Pabrik penggilingan padi moderen atau Rice Milling Plant (RMP) yang berlokasi di desa Puunangga kecamatan Lalembuu kabupaten Konawe selatan resmi beroperasi.
Bupati Konawe Selatan Irham Kalenggo, Rabu mengatakan bahwa dengan beroperasinya pabrik penggilingan padi atau Rice Milling Plant (RMP) modern menandai langkah maju dalam memperkuat sektor pertanian, meningkatkan ketahanan pangan, dan mendukung visi swasembada pangan serta pemulihan ekonomi pasca-pandemi.
"Pabrik penggilingan padi ini mulai dibangun pada tahun 2023 dengan dukungan dana pinjaman Pemulihan Ekonomi Nasional (PEN) dari Pemerintah Pusat",ungkapnya.
Ia juga mengatakan selain dari dana PEN turut serta alokasi APBD Murni yang digelontorkan secara bertahap sejak tahun 2021 hingga 2025 dengan total Rp9.719.649.999.
"Konawe Selatan menjadikan pertanian sebagai prioritas utama, mengingat potensi besar daerah ini dalam menghasilkan gabah",katanya.
Bupati Irham juga menyampaikan, bahwa pembangunan pabrik penggilingan padi (RMP) ini merupakan salah satu bentuk nyata komitmen pemerintah daerah.
"Pabrik ini untuk memperkuat sektor pertanian, meningkatkan ketahanan pangan, serta mendukung Asta Cita Presiden Republik Indonesia, khususnya dalam pencapaian swasembada pangan dan pemulihan ekonomi pasca pandemik." ucapnya
Irham berharap agar pabrik penggilingan padi ini bisa digunakan dengan baik dan bisa mengakomodir para petani yang ada di Konawe Selatan.
"Saya meminta dukungan semua masyarakat untuk terus mendukung program pemerintah agar berjalan dengan baik",pintanya.
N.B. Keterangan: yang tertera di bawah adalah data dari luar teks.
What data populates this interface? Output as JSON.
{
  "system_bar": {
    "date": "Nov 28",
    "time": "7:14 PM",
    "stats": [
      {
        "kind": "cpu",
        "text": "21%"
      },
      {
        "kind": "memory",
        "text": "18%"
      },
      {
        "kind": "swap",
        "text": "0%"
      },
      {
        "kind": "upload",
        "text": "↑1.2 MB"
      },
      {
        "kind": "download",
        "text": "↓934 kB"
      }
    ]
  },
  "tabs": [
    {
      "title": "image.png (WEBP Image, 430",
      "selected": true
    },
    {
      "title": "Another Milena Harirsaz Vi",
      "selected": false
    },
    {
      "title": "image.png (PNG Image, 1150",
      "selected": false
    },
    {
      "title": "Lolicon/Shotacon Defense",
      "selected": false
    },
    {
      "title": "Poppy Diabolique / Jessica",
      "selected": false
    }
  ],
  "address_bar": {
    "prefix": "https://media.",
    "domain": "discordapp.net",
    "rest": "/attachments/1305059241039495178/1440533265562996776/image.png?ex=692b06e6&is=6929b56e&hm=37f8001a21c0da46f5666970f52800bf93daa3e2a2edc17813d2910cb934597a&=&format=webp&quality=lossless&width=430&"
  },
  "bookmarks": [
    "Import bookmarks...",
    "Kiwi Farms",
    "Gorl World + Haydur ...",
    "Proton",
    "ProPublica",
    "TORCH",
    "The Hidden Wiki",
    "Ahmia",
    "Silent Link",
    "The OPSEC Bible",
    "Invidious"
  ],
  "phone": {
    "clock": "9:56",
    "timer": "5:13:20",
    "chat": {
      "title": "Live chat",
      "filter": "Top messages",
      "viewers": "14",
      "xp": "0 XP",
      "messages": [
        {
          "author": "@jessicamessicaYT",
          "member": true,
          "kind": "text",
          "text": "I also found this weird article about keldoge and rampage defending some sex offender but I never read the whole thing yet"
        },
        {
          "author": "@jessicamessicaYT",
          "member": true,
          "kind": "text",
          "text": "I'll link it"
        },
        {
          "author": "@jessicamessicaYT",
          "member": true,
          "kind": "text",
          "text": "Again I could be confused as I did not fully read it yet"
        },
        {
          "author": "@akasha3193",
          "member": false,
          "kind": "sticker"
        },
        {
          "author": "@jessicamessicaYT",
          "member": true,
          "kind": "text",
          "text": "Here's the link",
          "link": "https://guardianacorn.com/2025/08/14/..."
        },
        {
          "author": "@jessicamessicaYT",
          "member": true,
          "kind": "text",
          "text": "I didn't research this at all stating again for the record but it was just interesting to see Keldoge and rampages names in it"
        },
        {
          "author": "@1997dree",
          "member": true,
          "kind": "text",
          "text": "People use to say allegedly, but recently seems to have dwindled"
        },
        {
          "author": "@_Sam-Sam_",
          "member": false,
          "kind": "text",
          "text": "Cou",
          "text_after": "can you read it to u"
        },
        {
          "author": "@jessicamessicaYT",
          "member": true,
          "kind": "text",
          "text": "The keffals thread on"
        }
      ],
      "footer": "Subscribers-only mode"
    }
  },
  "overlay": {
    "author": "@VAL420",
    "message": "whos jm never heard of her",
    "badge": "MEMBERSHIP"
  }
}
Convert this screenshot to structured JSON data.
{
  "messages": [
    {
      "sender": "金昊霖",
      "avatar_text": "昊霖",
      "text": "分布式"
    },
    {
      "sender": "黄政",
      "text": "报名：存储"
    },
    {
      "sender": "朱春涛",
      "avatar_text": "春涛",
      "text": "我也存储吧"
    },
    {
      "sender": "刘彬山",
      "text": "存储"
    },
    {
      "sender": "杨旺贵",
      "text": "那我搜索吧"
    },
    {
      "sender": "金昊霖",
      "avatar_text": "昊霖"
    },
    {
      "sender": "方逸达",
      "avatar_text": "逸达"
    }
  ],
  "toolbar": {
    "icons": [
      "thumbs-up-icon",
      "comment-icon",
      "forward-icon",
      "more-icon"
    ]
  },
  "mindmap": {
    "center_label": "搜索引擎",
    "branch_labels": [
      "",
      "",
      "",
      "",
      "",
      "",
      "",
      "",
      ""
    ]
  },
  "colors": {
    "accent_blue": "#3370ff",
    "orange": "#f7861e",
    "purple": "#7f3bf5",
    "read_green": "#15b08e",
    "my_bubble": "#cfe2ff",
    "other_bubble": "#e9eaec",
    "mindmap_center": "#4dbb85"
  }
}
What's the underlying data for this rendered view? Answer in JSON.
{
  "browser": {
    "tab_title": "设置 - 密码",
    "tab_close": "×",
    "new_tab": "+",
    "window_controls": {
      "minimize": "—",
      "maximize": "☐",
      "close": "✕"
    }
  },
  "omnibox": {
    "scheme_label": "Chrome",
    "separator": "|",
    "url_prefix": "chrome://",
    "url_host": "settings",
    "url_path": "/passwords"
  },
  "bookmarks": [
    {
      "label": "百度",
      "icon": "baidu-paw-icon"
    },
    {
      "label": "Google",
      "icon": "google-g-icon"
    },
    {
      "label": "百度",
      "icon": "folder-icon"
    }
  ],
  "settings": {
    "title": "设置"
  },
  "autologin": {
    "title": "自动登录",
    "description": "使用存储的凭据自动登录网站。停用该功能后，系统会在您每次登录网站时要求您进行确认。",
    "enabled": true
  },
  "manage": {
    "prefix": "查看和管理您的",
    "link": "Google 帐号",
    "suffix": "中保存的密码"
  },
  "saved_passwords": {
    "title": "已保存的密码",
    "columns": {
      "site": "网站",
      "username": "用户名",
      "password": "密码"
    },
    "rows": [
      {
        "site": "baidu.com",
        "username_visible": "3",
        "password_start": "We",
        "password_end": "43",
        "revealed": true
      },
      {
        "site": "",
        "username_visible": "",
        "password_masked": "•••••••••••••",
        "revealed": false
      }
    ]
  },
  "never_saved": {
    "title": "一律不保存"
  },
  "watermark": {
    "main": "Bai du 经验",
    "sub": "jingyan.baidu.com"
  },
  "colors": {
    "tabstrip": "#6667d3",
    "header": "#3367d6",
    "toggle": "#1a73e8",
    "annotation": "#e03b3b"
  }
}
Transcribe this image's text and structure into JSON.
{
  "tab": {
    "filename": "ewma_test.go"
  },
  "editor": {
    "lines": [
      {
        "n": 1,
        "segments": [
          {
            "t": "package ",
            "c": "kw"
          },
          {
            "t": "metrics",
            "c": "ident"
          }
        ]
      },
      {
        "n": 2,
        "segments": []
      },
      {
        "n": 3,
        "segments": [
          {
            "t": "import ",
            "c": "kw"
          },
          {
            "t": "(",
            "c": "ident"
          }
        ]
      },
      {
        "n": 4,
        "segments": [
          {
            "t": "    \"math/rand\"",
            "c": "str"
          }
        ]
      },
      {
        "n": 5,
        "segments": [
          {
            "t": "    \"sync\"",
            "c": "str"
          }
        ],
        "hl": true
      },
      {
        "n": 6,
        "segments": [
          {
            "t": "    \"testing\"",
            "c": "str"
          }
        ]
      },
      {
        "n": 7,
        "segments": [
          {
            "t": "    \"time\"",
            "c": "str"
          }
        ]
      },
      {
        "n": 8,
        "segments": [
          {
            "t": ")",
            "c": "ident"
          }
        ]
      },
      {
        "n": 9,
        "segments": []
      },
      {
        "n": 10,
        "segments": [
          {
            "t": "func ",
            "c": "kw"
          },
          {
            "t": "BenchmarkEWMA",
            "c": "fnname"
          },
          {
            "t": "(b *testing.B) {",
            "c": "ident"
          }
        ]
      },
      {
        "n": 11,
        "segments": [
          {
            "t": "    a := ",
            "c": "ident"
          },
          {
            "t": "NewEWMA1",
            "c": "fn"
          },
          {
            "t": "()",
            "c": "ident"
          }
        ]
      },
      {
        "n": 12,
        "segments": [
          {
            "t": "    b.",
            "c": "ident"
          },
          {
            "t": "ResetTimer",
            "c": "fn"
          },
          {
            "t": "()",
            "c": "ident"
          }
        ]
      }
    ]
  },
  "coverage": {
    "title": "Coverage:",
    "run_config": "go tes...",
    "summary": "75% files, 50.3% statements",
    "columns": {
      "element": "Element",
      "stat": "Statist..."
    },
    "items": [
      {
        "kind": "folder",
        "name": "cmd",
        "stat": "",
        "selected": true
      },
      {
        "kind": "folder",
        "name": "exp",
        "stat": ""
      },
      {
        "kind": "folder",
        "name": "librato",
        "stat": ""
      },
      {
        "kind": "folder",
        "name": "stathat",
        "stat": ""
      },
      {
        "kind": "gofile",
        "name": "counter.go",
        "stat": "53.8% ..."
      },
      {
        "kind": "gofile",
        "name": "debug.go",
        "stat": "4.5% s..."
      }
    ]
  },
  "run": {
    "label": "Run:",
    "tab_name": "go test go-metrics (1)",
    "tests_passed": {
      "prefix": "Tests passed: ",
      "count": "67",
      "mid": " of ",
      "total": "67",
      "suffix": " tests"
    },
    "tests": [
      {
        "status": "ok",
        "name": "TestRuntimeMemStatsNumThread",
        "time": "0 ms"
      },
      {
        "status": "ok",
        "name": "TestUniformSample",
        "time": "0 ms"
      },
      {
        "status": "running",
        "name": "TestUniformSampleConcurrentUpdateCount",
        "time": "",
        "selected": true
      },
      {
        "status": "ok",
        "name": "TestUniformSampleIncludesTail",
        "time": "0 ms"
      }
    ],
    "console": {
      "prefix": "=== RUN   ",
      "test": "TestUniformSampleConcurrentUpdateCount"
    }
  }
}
Sementara itu Plt Kadis DPHP Konsel Syamsul menyampaikan bahwa meskipun dana pembangunan fisik telah dialokasikan, masih terdapat kekurangan komponen yang memerlukan penambahan dan perbaikan fasilitas, terutama di sekeliling bangunan pabrik untuk menghindari genangan air yang berpotensi merusak konstruksi.
"Selain itu, pagar pengamanan bangunan, instalasi listrik, dan rumah sekam juga perlu diperhatikan, termasuk penguatan ekosistem pertanian dari hulu ke hilir seperti pelatihan digital untuk petani dan integrasi sistem peningkatan mutu hasil panen",katanya.
Pabrik penggilingan padi ini nantinya akan dikelola oleh Perusahaan Umum Daerah (Perumda) Wawowonua, sebagaimana tertuang dalam perjanjian kerjasama antara Dinas Tanaman Pangan, Hortikultura, dan Perkebunan dengan Perumda Wawowonua Kabupaten Konawe Selatan.